The company is also expanding its collaboration with glassmaker Corning to ensure that “every iPhone and Apple Watch sold around the world” uses cover glass produced in Kentucky. Cook presented President Trump with a sample of the Kentucky-made glass during the event.

Additionally, Apple is strengthening its partnership with Coherent, which supplies lasers for the iPhone’s Face ID feature.

A Political and Economic Balancing Act

The Trump administration has long pressured tech giants like Apple to shift production to the U.S., away from hubs in China, India, and Vietnam.

“As you know, Apple has been an investor in other countries a little bit, I won’t say which ones, but a couple,” Trump said at the event, alluding to Apple’s global operations.

While Trump framed Apple’s announcement as progress toward full iPhone assembly in the U.S., industry experts remain skeptical. They point to the lack of a skilled domestic workforce, higher labor costs, and complex supply chains heavily reliant on Asia.

Cook confirmed that iPhone assembly would continue abroad for the foreseeable future, though more components will now be produced in the U.S.

“Well, if you look at the bulk of it, we’re doing a lot of the semiconductors here, we’re doing the glass here, we’re doing the Face ID module here, and so there’s a ton of it, and we’re doing these for products sold elsewhere in the world,” Cook said. “And so there’s a lot of content in there from United States.”

Previously, Trump had threatened Apple and Samsung, two of the world’s biggest smartphone makers, with further tariffs if they failed to bring manufacturing stateside. On Wednesday, he acknowledged the difficulties involved.

“We’ve been talking about it, and the whole thing is set up at other places, and it’s been there for a long time,” he said.

According to a White House official, Cook has privately lobbied the president in recent months about the harmful impact tariffs are having on Apple.
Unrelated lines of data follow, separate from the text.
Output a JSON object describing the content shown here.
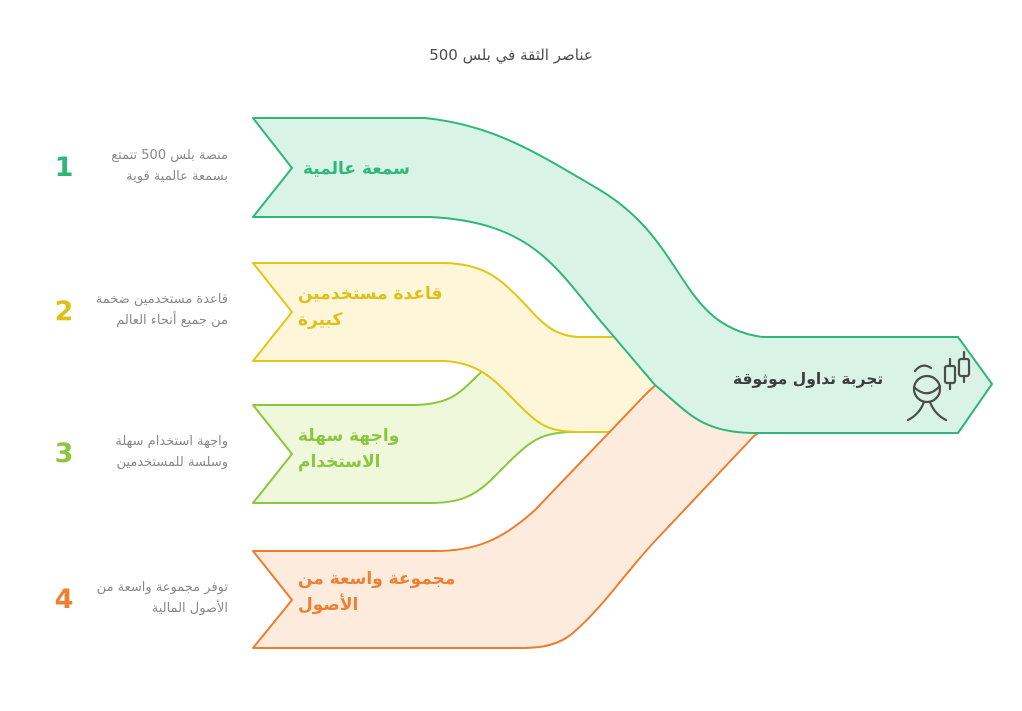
{
  "title": "عناصر الثقة في بلس 500",
  "title_color": "#4d4d4d",
  "background": "#ffffff",
  "description_color": "#8a8a8a",
  "items": [
    {
      "number": "1",
      "label": "سمعة عالمية",
      "description": "منصة بلس 500 تتمتع بسمعة عالمية قوية",
      "color": "#2eb878",
      "fill": "#d9f4e7",
      "stroke": "#2eb878"
    },
    {
      "number": "2",
      "label": "قاعدة مستخدمين كبيرة",
      "description": "قاعدة مستخدمين ضخمة من جميع أنحاء العالم",
      "color": "#dfc019",
      "fill": "#fdf6d8",
      "stroke": "#e4c614"
    },
    {
      "number": "3",
      "label": "واجهة سهلة الاستخدام",
      "description": "واجهة استخدام سهلة وسلسة للمستخدمين",
      "color": "#8cc63f",
      "fill": "#eff8da",
      "stroke": "#8cc63f"
    },
    {
      "number": "4",
      "label": "مجموعة واسعة من الأصول",
      "description": "توفر مجموعة واسعة من الأصول المالية",
      "color": "#ee8033",
      "fill": "#fdecdd",
      "stroke": "#ee7c2f"
    }
  ],
  "result": {
    "label": "تجربة تداول موثوقة",
    "label_color": "#3d3d3d",
    "fill": "#d9f4e7",
    "stroke": "#2eb878",
    "icon": "trader-with-candlesticks",
    "icon_color": "#4c4c4c"
  }
}
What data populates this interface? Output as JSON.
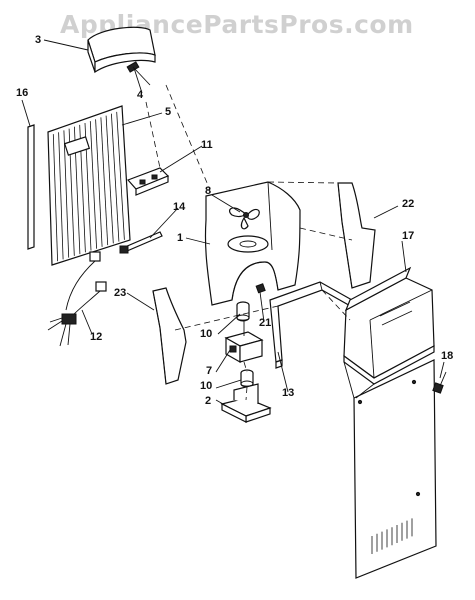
{
  "watermark": "AppliancePartsPros.com",
  "labels": {
    "l1": "1",
    "l2": "2",
    "l3": "3",
    "l4": "4",
    "l5": "5",
    "l7": "7",
    "l8": "8",
    "l10a": "10",
    "l10b": "10",
    "l11": "11",
    "l12": "12",
    "l13": "13",
    "l14": "14",
    "l16": "16",
    "l17": "17",
    "l18": "18",
    "l21": "21",
    "l22": "22",
    "l23": "23"
  }
}
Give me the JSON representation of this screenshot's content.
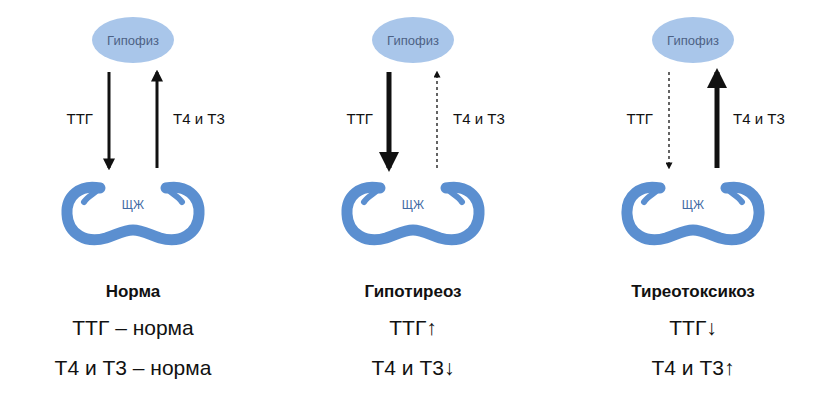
{
  "diagram": {
    "nodes": [
      {
        "text": [
          "Гипофиз"
        ]
      },
      {
        "text": [
          "ЩЖ"
        ]
      },
      {
        "text": [
          "Гипофиз"
        ]
      },
      {
        "text": [
          "ЩЖ"
        ]
      },
      {
        "text": [
          "Гипофиз"
        ]
      },
      {
        "text": [
          "ЩЖ"
        ]
      }
    ],
    "edges": [
      {
        "from": 0,
        "to": 1,
        "label": "ТТГ",
        "arrow": "to"
      },
      {
        "from": 1,
        "to": 0,
        "label": "Т4 и Т3",
        "arrow": "to"
      },
      {
        "from": 2,
        "to": 3,
        "label": "ТТГ",
        "arrow": "to"
      },
      {
        "from": 3,
        "to": 2,
        "label": "Т4 и Т3",
        "arrow": "to"
      },
      {
        "from": 4,
        "to": 5,
        "label": "ТТГ",
        "arrow": "to"
      },
      {
        "from": 5,
        "to": 4,
        "label": "Т4 и Т3",
        "arrow": "to"
      }
    ],
    "labels": [
      "Норма",
      "ТТГ – норма",
      "Т4 и Т3 – норма",
      "Гипотиреоз",
      "ТТГ↑",
      "Т4 и Т3↓",
      "Тиреотоксикоз",
      "ТТГ↓",
      "Т4 и Т3↑"
    ]
  }
}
During Apple’s latest earnings call, Cook noted the company expects to incur $1.1 billion in tariff-related expenses during the September quarter alone.

The timing of Apple’s announcement coincides with Trump’s decision to increase tariffs on India, where most iPhones sold in the U.S. are assembled. The president also expressed frustration in May over Apple’s operations in India.
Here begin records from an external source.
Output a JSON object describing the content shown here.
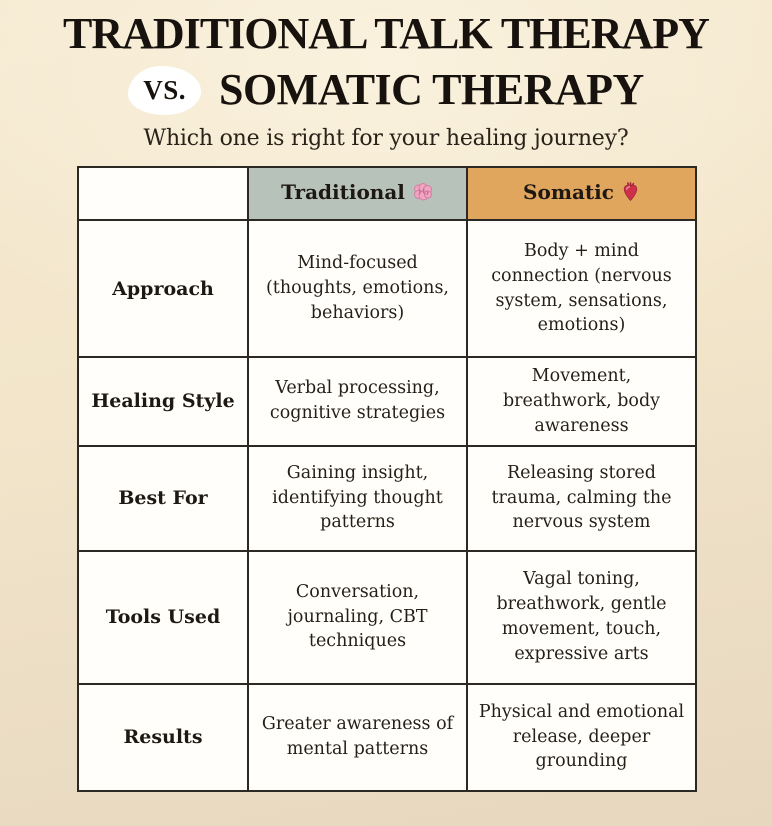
{
  "header": {
    "title_line1": "TRADITIONAL TALK THERAPY",
    "vs_label": "VS.",
    "title_line2": "SOMATIC THERAPY",
    "subtitle": "Which one is right for your healing journey?"
  },
  "table": {
    "columns": [
      {
        "label": "",
        "icon": ""
      },
      {
        "label": "Traditional",
        "icon": "brain-icon"
      },
      {
        "label": "Somatic",
        "icon": "anatomical-heart-icon"
      }
    ],
    "rows": [
      {
        "label": "Approach",
        "traditional": "Mind-focused (thoughts, emotions, behaviors)",
        "somatic": "Body + mind connection (nervous system, sensations, emotions)"
      },
      {
        "label": "Healing Style",
        "traditional": "Verbal processing, cognitive strategies",
        "somatic": "Movement, breathwork, body awareness"
      },
      {
        "label": "Best For",
        "traditional": "Gaining insight, identifying thought patterns",
        "somatic": "Releasing stored trauma, calming the nervous system"
      },
      {
        "label": "Tools Used",
        "traditional": "Conversation, journaling, CBT techniques",
        "somatic": "Vagal toning, breathwork, gentle movement, touch, expressive arts"
      },
      {
        "label": "Results",
        "traditional": "Greater awareness of mental patterns",
        "somatic": "Physical and emotional release, deeper grounding"
      }
    ]
  },
  "colors": {
    "background_top": "#f5e9d0",
    "background_bottom": "#e8d7bf",
    "traditional_header_bg": "#b6c2ba",
    "somatic_header_bg": "#e0a65e",
    "cell_bg": "#fffefb",
    "border": "#2c2823",
    "text": "#201a14",
    "vs_badge_bg": "#ffffff",
    "brain_icon_pink": "#f0a6c0",
    "heart_icon_red": "#cf3049"
  }
}
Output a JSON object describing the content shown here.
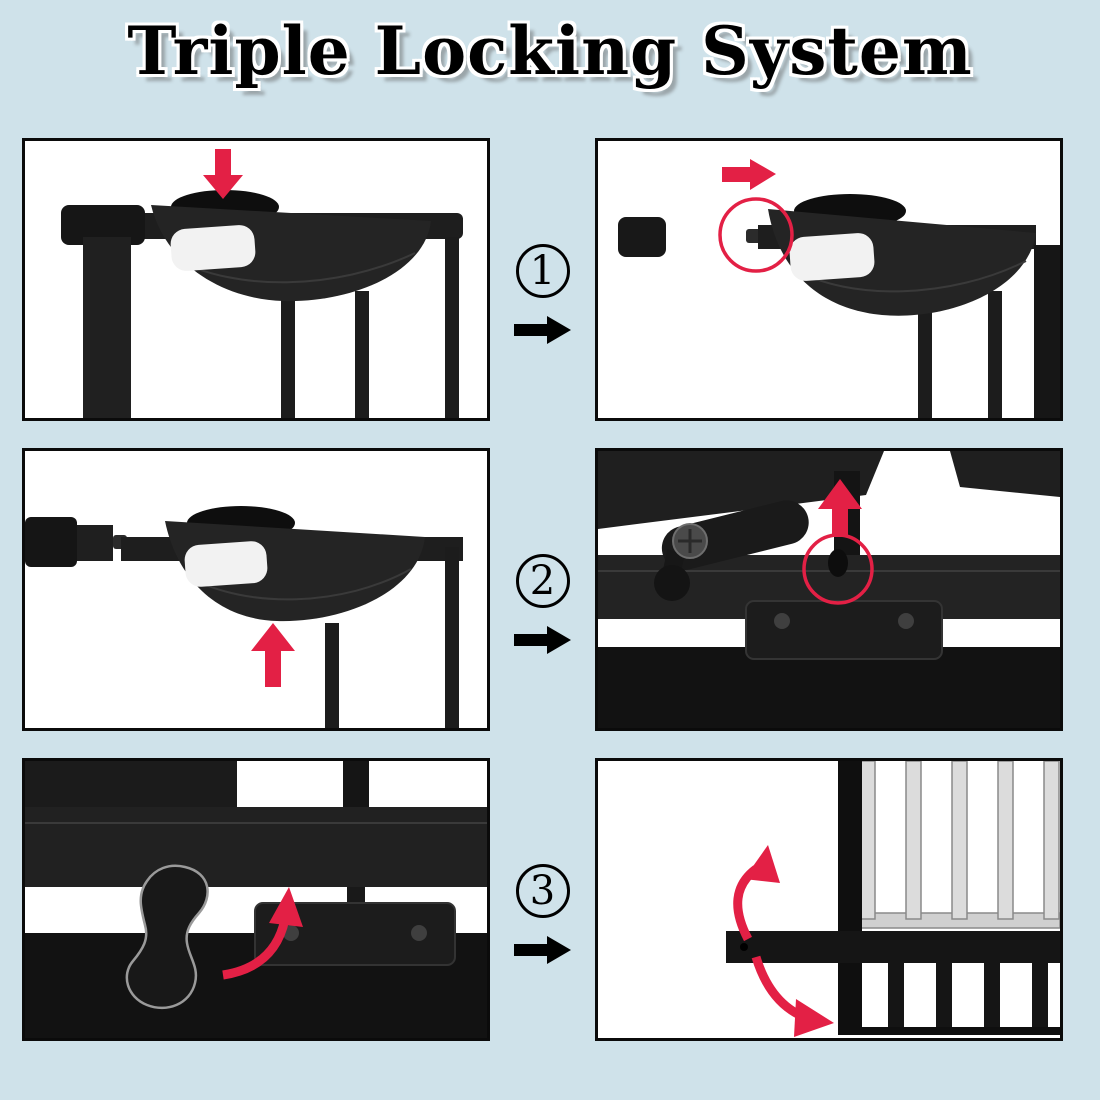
{
  "page": {
    "title": "Triple Locking System"
  },
  "colors": {
    "background": "#cfe2ea",
    "panel_background": "#ffffff",
    "panel_border": "#0b0b0b",
    "gate_black": "#1e1e1e",
    "button_white": "#f2f2f2",
    "accent_red": "#e32045",
    "connector_arrow_black": "#000000"
  },
  "steps": [
    {
      "number": "1",
      "left_panel": {
        "illustration": "press-down-gate-handle",
        "icons": [
          "red-arrow-down-icon"
        ]
      },
      "right_panel": {
        "illustration": "release-button-slides-right",
        "icons": [
          "red-arrow-right-icon",
          "red-circle-highlight-icon"
        ]
      },
      "connector_icons": [
        "circled-number-icon",
        "black-arrow-right-icon"
      ]
    },
    {
      "number": "2",
      "left_panel": {
        "illustration": "lift-gate-handle-up",
        "icons": [
          "red-arrow-up-icon"
        ]
      },
      "right_panel": {
        "illustration": "bottom-pin-releases-from-base",
        "icons": [
          "red-arrow-up-icon",
          "red-circle-highlight-icon"
        ]
      },
      "connector_icons": [
        "circled-number-icon",
        "black-arrow-right-icon"
      ]
    },
    {
      "number": "3",
      "left_panel": {
        "illustration": "foot-pedal-release-lever",
        "icons": [
          "red-curved-arrow-icon"
        ]
      },
      "right_panel": {
        "illustration": "gate-door-swings-open",
        "icons": [
          "red-curved-arrow-up-icon",
          "red-curved-arrow-down-icon"
        ]
      },
      "connector_icons": [
        "circled-number-icon",
        "black-arrow-right-icon"
      ]
    }
  ]
}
Despite these tensions, smartphones remain exempt from Trump’s retaliatory tariffs, including the new 25% duties on Indian goods, a significant reprieve for Apple.
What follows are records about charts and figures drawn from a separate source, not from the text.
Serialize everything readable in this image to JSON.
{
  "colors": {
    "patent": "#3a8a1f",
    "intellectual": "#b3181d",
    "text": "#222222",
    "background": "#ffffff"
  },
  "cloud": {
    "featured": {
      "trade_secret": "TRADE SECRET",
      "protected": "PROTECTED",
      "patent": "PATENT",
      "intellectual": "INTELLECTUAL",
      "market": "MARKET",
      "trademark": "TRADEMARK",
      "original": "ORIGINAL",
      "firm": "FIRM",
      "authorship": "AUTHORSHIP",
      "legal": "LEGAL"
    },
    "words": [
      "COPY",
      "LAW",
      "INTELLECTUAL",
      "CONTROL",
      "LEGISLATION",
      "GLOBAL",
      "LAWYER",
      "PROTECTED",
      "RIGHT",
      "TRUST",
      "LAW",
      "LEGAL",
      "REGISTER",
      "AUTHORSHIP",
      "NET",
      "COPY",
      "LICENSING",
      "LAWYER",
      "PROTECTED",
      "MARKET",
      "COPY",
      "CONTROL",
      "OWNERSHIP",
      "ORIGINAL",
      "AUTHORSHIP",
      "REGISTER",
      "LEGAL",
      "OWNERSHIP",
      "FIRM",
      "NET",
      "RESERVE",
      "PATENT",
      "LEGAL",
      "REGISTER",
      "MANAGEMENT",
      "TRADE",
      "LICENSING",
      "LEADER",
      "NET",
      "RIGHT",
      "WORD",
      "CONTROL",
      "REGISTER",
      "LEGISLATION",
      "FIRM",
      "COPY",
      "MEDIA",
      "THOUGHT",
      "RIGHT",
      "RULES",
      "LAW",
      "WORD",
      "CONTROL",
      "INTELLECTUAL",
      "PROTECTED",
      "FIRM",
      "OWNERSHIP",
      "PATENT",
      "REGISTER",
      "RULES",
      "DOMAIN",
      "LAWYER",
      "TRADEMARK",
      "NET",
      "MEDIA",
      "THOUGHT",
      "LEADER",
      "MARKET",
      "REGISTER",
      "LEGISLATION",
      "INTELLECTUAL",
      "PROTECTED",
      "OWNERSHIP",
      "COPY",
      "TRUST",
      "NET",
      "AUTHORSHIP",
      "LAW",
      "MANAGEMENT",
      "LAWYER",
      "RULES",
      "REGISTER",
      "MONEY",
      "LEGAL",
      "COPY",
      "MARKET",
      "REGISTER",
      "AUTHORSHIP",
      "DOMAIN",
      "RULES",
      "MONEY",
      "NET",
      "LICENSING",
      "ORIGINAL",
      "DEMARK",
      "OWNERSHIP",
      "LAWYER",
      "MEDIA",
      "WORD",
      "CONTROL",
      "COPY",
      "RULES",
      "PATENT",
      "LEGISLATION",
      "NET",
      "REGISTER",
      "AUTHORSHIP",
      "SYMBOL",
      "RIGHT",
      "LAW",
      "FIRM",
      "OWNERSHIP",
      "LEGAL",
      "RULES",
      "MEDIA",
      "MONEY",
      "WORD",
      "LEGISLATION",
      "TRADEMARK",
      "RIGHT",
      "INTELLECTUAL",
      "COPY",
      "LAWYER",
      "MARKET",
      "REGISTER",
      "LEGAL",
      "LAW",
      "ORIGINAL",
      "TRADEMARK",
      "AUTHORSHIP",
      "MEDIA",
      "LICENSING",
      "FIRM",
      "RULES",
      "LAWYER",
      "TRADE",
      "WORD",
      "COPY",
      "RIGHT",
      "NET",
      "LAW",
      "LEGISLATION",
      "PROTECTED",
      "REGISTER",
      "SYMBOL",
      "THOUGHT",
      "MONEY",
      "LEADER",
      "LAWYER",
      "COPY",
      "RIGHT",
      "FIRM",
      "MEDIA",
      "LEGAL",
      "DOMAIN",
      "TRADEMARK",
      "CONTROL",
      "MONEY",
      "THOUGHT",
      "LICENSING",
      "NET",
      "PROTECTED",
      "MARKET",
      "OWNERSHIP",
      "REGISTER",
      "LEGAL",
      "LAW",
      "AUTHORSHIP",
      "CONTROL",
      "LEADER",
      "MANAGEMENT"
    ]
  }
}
As part of its broader investment plan, Apple is also launching a manufacturing academy in Detroit and will begin sourcing rare earth minerals from U.S.-based supplier MP Materials. These minerals are critical to producing smartphones, TVs, and other consumer electronics.

Apple’s latest move comes as the company confronts a series of challenges in 2025. Alongside the tariff battles, Apple has delayed a high-profile update to Siri as it races to keep pace with artificial intelligence leaders like OpenAI and Google.

Still, analysts remain optimistic about Apple’s ability to adapt, crediting Cook’s strategic foresight and close ties to the White House.

“Tim Cook is known to be the supply chain genius of technology,” said Ted Mortonson, tech sector strategist at Baird. “And I think his whole supply chain team is well aware… before it happens, what the Trump administration is thinking and not thinking.”

Apple’s announcement follows a broader trend among tech firms investing in American infrastructure.

In June, Texas Instruments pledged $60 billion toward U.S. chip manufacturing. TSMC committed $100 billion in March, while Nvidia revealed plans to build its AI supercomputers in the U.S. this past April.